先月に実家へ帰ったとき、20年以上も前の古い通帳が出てきた。近ごろ話題の休眠預金である。通帳の最後の行を見ると「8,280円」の残高がある。「ちょっとした臨時収入になりそうだ」と、すぐに銀行に持っていて解約することにした。

通帳によると最後の取引日時は昭和63年5月だから、今から25年も前のことだ。銀行の窓口で解約をお願いすると、「少しお待ちください」と番号札を渡された。こういう手続きは珍しくはないのだろう。特に何も質問されることもなかった。

しかし、「少しお待ちください」という言葉にもかかわらず、手続きが終わるまでずいぶん待たされた。10分くらいたって番号を呼ばれたので「意外にスムーズに終わったな」と思ったが、「キャッシュカードはお持ちでしょうか。もしなければ紛失届に記入してください」とのこと。そして、届けを書き込んでから再度番号を呼ばれるまでが長く、30分くらいは待っただろう。

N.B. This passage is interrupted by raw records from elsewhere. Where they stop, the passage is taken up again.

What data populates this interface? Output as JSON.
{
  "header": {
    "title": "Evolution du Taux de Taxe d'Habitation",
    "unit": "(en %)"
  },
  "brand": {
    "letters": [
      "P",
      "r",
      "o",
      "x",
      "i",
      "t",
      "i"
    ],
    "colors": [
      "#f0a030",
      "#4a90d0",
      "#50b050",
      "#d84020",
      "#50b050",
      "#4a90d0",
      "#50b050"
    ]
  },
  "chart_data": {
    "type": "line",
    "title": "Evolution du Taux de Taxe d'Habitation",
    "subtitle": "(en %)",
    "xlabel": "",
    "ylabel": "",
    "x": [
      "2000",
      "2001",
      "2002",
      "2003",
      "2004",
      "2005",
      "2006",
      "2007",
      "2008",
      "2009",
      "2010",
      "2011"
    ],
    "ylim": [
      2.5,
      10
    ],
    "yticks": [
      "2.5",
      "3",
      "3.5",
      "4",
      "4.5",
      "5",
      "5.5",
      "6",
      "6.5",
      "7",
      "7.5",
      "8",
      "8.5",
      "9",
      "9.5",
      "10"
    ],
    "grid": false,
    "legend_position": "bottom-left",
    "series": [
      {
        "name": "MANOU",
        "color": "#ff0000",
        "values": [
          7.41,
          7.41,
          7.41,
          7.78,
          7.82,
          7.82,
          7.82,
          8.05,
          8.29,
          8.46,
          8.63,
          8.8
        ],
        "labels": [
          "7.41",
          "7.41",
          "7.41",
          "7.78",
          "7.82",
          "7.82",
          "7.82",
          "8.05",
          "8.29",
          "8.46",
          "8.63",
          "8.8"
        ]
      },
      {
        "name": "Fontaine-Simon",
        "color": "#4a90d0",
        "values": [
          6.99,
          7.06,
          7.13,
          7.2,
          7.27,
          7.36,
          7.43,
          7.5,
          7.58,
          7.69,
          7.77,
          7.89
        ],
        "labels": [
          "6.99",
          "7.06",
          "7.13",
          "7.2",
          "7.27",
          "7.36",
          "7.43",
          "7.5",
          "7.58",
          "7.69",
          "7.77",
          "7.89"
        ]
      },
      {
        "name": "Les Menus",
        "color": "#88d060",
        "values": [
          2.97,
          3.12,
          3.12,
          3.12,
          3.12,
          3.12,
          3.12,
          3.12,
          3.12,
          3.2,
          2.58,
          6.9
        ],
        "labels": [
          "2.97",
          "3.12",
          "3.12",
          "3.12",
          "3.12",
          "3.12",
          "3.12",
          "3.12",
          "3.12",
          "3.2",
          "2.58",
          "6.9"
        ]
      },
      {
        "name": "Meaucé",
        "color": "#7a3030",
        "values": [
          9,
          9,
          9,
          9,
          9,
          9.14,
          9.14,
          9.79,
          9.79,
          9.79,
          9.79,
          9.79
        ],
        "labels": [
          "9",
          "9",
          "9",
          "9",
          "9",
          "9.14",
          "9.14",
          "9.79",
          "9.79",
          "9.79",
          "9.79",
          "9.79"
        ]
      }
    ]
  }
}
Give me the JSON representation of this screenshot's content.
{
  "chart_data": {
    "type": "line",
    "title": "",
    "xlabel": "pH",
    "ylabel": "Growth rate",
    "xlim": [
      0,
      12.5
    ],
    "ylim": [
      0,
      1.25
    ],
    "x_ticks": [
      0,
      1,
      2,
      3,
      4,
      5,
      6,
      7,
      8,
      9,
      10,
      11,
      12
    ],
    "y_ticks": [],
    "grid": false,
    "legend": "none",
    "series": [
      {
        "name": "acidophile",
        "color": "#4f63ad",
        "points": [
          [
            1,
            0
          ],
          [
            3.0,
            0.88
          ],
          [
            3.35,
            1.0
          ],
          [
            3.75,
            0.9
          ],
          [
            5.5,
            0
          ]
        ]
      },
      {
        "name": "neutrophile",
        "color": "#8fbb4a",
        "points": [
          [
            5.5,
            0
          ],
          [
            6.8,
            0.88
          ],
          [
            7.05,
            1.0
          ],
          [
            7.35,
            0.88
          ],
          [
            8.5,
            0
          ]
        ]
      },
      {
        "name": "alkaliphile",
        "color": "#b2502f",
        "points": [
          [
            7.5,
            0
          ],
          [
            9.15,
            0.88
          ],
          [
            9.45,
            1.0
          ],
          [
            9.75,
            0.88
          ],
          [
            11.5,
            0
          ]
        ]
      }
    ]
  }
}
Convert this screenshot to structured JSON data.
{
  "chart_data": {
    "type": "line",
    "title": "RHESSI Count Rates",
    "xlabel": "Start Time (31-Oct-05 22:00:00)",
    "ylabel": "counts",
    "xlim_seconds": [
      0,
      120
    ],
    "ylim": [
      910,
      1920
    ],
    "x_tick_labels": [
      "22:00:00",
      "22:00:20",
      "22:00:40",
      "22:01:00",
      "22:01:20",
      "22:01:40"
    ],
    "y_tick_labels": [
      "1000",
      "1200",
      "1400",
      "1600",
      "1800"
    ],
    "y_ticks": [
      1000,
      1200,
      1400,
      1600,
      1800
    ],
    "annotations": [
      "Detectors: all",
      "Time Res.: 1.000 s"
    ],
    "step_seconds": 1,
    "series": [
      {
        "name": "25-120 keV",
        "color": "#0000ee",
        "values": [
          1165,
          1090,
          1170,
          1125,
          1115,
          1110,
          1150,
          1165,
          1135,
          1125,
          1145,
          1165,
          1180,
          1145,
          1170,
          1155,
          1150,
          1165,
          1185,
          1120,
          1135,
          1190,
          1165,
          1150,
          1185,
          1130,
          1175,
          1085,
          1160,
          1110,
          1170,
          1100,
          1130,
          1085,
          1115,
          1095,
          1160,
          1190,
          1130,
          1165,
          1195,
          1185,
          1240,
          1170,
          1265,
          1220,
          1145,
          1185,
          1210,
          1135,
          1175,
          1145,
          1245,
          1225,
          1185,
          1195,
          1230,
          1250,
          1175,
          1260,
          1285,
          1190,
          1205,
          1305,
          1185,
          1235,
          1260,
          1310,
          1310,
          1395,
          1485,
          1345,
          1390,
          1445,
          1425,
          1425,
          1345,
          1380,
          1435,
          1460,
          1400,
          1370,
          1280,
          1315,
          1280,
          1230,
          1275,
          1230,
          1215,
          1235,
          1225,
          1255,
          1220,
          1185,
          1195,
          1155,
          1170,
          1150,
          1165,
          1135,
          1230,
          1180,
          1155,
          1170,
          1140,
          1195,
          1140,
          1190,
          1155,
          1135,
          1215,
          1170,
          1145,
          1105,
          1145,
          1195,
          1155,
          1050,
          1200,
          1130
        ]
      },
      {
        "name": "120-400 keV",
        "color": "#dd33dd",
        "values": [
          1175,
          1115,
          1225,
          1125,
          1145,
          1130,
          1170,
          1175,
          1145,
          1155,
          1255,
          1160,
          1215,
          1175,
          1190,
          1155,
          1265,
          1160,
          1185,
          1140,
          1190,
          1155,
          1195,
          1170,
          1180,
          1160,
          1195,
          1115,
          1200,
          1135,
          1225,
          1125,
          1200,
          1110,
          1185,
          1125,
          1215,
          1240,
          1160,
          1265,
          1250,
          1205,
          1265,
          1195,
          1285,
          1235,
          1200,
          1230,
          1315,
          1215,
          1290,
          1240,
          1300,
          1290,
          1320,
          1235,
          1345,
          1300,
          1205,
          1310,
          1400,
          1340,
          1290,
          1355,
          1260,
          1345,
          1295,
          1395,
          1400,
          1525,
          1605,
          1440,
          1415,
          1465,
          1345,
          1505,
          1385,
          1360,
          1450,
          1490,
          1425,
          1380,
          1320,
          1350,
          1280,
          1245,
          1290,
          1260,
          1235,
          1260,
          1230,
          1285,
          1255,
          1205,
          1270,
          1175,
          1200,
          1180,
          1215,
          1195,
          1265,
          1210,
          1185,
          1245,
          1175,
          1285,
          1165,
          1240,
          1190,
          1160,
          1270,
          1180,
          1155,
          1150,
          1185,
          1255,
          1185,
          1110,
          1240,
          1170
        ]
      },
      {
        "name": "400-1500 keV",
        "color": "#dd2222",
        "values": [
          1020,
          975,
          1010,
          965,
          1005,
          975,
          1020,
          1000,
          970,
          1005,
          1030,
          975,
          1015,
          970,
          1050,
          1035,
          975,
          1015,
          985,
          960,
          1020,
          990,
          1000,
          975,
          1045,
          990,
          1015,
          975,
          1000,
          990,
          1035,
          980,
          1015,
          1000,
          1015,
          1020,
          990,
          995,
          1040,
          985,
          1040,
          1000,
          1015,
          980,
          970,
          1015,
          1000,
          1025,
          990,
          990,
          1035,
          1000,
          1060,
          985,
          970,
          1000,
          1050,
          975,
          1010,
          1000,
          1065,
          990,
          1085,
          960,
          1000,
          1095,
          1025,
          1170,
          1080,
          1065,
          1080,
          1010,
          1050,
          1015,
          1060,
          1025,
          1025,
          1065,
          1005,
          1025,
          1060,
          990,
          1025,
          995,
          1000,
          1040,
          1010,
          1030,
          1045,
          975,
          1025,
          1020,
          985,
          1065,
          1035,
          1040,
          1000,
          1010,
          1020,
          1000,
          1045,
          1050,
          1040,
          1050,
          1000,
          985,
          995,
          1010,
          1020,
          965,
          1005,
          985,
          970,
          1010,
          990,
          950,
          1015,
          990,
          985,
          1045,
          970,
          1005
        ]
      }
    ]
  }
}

そのわけは、戻ってきた通帳を見ると分かった。下の写真を見て分かるように、記帳されていなかった取り引き記録がボールペンで書き込まれている。古い記録を引っ張り出してきて、手書きで写すしかなかったようだ。これでは時間がかかるのも仕方ない。

残念だったのは8,280円の臨時収入があると思っていたのに、戻ってきたのは208円しかなかったこと。8,000円の引き出しが記帳されていなかったのだ。208円ではバス代にもならないよ。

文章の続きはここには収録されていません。